Publié le 21 septembre 2012 par Ctrltab

Verticale, 1976_Fred

Le sexe, pas touche. JP est venu dormir chez moi hier. Nous n’avons rien fait. Le service avait terminé tard, un couple de Russes qui ne voulaient pas partir, JP avait la flemme de rentrer à Brooklyn. Il est venu chez moi. Dans ma mini-piaule. T’inquiète, mec, on s’arrangera. Je n’ai pas osé poursuivre : c’est-à-dire, on s’emboîtera ? Je ne savais pas très bien ce dont j’avais envie. Pour l’heure, j’étais heureux qu’il me suive.

Je ne pensais pas que ma chambre était capable de contenir deux êtres humains à la fois. Il s’est avéré que si.
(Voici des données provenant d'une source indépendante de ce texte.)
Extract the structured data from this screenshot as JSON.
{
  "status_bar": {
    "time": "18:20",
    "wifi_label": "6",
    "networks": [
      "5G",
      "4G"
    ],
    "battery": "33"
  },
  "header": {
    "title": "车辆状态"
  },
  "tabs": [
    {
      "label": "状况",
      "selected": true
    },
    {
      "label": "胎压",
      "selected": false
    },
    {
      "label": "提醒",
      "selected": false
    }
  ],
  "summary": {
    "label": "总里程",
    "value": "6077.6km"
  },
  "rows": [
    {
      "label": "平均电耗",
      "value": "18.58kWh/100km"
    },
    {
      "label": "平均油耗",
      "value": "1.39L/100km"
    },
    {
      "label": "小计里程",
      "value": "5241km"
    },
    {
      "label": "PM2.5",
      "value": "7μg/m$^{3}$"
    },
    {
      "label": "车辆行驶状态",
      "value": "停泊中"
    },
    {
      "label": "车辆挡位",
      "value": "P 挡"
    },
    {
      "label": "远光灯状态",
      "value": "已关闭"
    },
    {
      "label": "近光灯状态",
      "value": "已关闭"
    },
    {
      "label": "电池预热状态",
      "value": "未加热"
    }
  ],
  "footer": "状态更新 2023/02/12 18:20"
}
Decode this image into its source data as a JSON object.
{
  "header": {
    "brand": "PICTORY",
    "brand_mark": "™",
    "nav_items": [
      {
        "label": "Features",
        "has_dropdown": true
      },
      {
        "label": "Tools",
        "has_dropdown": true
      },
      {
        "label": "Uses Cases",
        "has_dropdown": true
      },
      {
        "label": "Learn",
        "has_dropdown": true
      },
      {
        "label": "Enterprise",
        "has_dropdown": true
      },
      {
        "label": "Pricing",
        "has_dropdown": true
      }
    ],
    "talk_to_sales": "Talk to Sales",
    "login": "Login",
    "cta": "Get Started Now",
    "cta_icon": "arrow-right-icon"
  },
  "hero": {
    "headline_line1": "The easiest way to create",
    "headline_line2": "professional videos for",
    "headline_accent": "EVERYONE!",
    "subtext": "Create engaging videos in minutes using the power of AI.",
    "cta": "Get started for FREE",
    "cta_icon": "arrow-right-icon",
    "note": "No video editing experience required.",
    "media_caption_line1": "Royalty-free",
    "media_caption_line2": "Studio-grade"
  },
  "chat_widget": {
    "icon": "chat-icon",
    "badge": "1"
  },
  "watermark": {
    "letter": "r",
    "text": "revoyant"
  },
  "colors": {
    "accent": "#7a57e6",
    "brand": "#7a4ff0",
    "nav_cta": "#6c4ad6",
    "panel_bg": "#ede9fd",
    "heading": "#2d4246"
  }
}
On a monté les cinq étages par l’escalier de service, la nuit brillait, les buildings se hissaient et titillaient le ciel de leurs lumières. Nous avons pénétré par la fenêtre entrouverte. JP m’a demandé si c’était ma manière habituelle de rentrer chez moi. Je lui ai répondu, oui, bien sûr, je n’aime pas introduire la clef dans la serrure et la remuer dans le trou. Je crânais. En fait, j’avais perdu mon trousseau dès le premier jour. Je l’avais balancée dans le caniveau. Par maladresse. Je n’avais pas d’argent nécessaire pour en faire une autre. Surtout il aurait fallu prévenir le propriétaire, ce qui me semblait engendrer un nœud de complications qu’à peine débarqué de ma province je me sentais encore incapable de gérer.

- C’est joli chez toi.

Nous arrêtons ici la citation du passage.